Directed by Andrea Arnold
Andrea Arnold’s first film (Red Road) was set on a Glaswegian housing estate and her second feature film (Fish Tank) is also set on a council estate (this time in England), and both have won prizes at the Cannes Film Festival. At the centre of this social realist drama is fifteen year-old Mia (Katie Jarvis) who is at war with everything. Excluded from school, she feels trapped by her surroundings. Not knowing how to get out, she vents her anger at everyone around her. She attacks other girls on the estate, verbally and physically, and gives her younger sister Tyler (Rebecca Griffiths) a hard time as well. Mia hates her self-absorbed mother Joanne (Kierston Wareing) who is fairly useless at mothering anyway.

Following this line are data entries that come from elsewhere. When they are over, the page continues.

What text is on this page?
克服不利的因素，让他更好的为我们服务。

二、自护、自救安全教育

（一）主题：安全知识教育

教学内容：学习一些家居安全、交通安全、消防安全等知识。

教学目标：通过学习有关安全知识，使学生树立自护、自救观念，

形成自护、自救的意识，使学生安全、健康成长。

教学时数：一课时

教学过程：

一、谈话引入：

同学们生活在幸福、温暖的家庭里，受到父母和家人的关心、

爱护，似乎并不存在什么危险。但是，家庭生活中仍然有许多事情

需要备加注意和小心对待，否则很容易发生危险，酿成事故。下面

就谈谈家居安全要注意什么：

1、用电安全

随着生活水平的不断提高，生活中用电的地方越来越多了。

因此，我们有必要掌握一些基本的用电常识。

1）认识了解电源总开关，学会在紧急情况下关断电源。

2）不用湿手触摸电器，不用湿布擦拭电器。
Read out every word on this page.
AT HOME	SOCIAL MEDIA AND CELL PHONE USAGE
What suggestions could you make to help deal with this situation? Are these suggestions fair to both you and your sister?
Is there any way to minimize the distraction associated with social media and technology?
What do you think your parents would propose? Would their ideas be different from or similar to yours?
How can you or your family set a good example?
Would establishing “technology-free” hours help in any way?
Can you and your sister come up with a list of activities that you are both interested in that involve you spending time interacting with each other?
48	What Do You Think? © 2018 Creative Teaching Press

As Mia wanders around the neighbourhood, it only seems like a matter of time before her temper will get her into trouble. Fortunately there is some hope in the form of Connor (Michael Fassbender). When her mother starts seeing him, she sobers up, starts cooking meals and spending more time at home. Joanne immediately likes the father substitute who takes them on drives and has fun with them but Mia is more wary. Gradually, she is won over as Connor shows a genuine interest in her and supports her dancing aspirations. But just as Mia lets her guard down, the audience becomes aware of the increasing inappropriateness of Connor’s interest in Mia.
Mia wants to escape her surrounds and, like many directionless females before her, sees either Connor or the young man she met as being able to provide an escape route. But all the characters in this film seem to have affections for the wrong people and there is something disturbing yet compelling about the developing closeness between Mia and her mother’s lover.